This is the first time ever making beef cheeks. I don’t even remember if I’ve had it before, but it was amaaaaazing. Just falls apart and so melty. You’d think it was marbled with fat to make it that way, but I think it’s all of the connective tissues (collagen?) in the cheeks that just melt when you cook it for hours.
At hour 7, I rolled the cheeks over in the juice, and the fork was like a hot knife to butter 🤤
I don’t know how my butcher got such big cheeks (lol…) but they were over 450g raw… So I slow cooked them on high for 9 hours. Worth it.
My plating was no bueno, but you can zoom in and see how luscious the meat is. My stick blender also carked it part way through, so I ended up with bits of unblended carrot, onion, and celery in the gravy. Mashed red potatoes and green beans on the side.

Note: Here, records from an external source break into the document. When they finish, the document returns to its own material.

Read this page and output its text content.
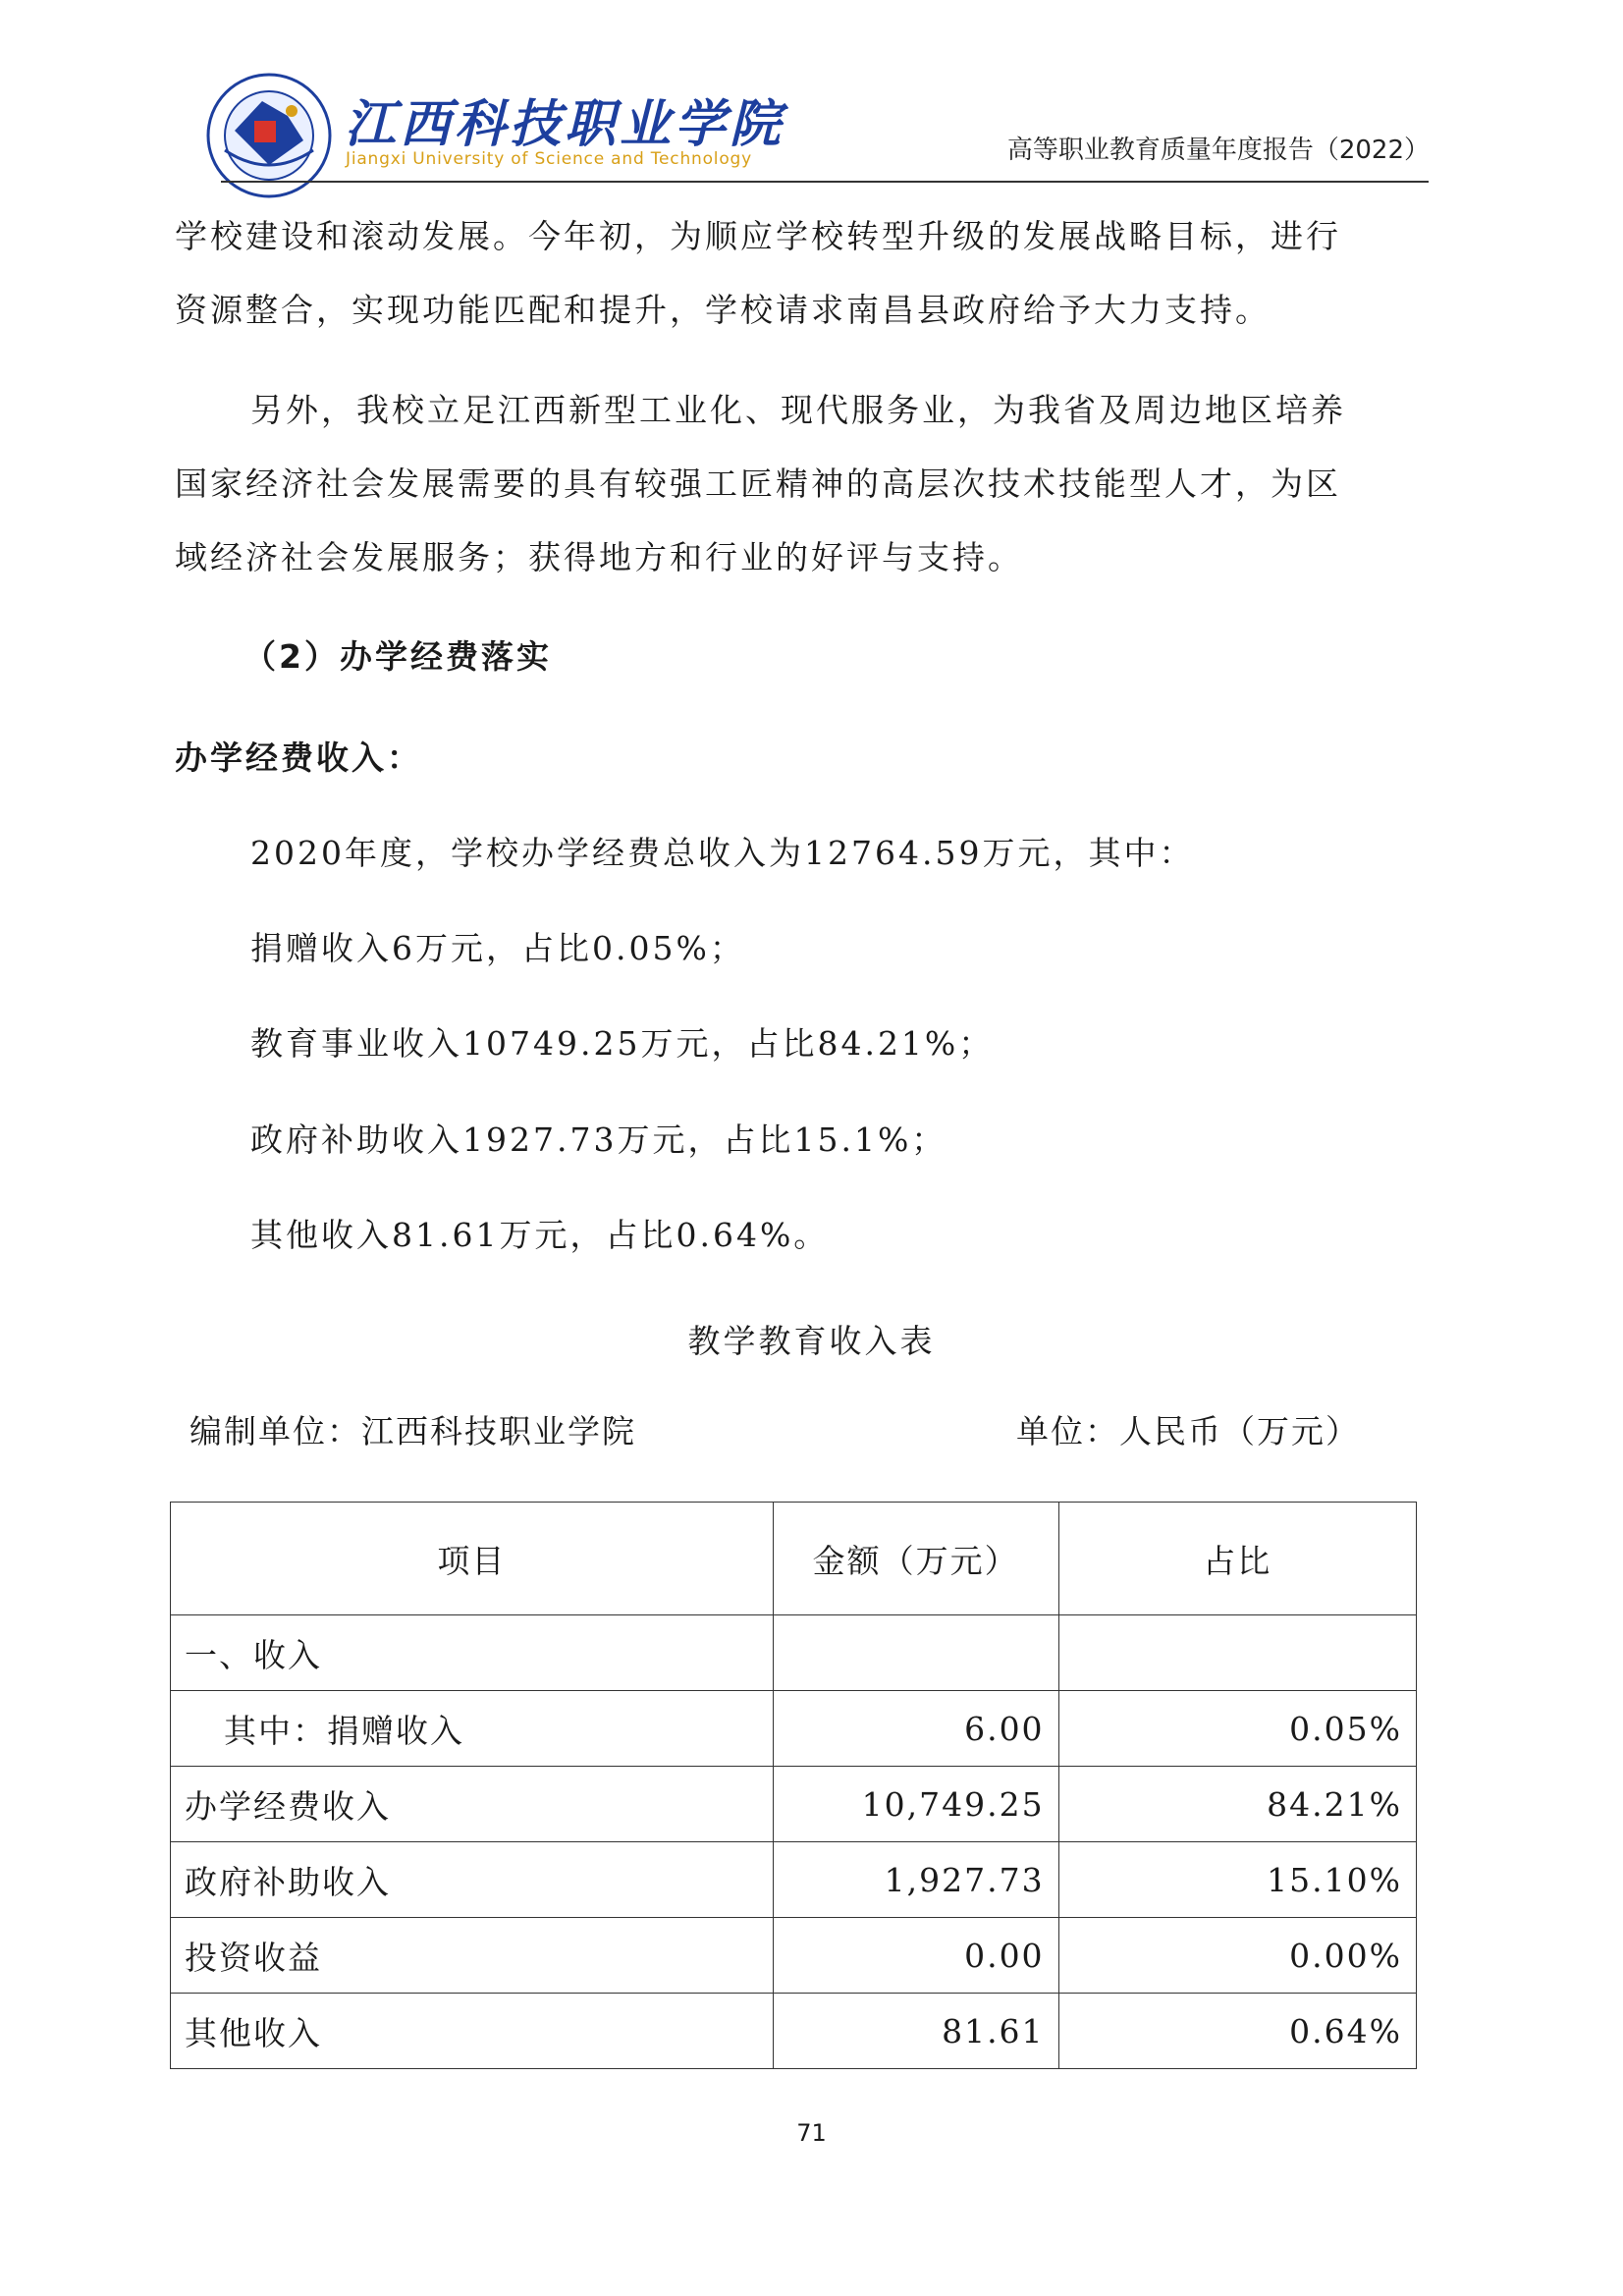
江西科技职业学院
Jiangxi University of Science and Technology	高等职业教育质量年度报告（2022）
学校建设和滚动发展。今年初，为顺应学校转型升级的发展战略目标，进行
资源整合，实现功能匹配和提升，学校请求南昌县政府给予大力支持。
另外，我校立足江西新型工业化、现代服务业，为我省及周边地区培养
国家经济社会发展需要的具有较强工匠精神的高层次技术技能型人才，为区
域经济社会发展服务；获得地方和行业的好评与支持。
（2）办学经费落实
办学经费收入：
2020年度，学校办学经费总收入为12764.59万元，其中：
捐赠收入6万元，占比0.05%；
教育事业收入10749.25万元，占比84.21%；
政府补助收入1927.73万元，占比15.1%；
其他收入81.61万元，占比0.64%。
教学教育收入表
编制单位：江西科技职业学院	单位：人民币（万元）
项目	金额（万元）	占比
一、收入		
其中：捐赠收入	6.00	0.05%
办学经费收入	10,749.25	84.21%
政府补助收入	1,927.73	15.10%
投资收益	0.00	0.00%
其他收入	81.61	0.64%
71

Going to bed happy tonight.
https://www.recipetineats.com/slow-cooker-red-wine-beef-cheeks/


I know, right! Thing is, my GP said I need to try to lower my cholesterol tentatively shakes fist at genetics. She doesn’t want to put me on pills yet and is giving me time to try to sort it out myself, so finding healthier cuts of meats that have the same characteristics as deliciously fatty cuts is an adventure (like slow cooked pork or lamb shoulder). Online shows varying levels of saturated fats for beef cheeks, so I’m on the fence about having this regularly. :(
Sometimes I get the plating right, sometimes it’s just my camera skills. Mostly missing out on both.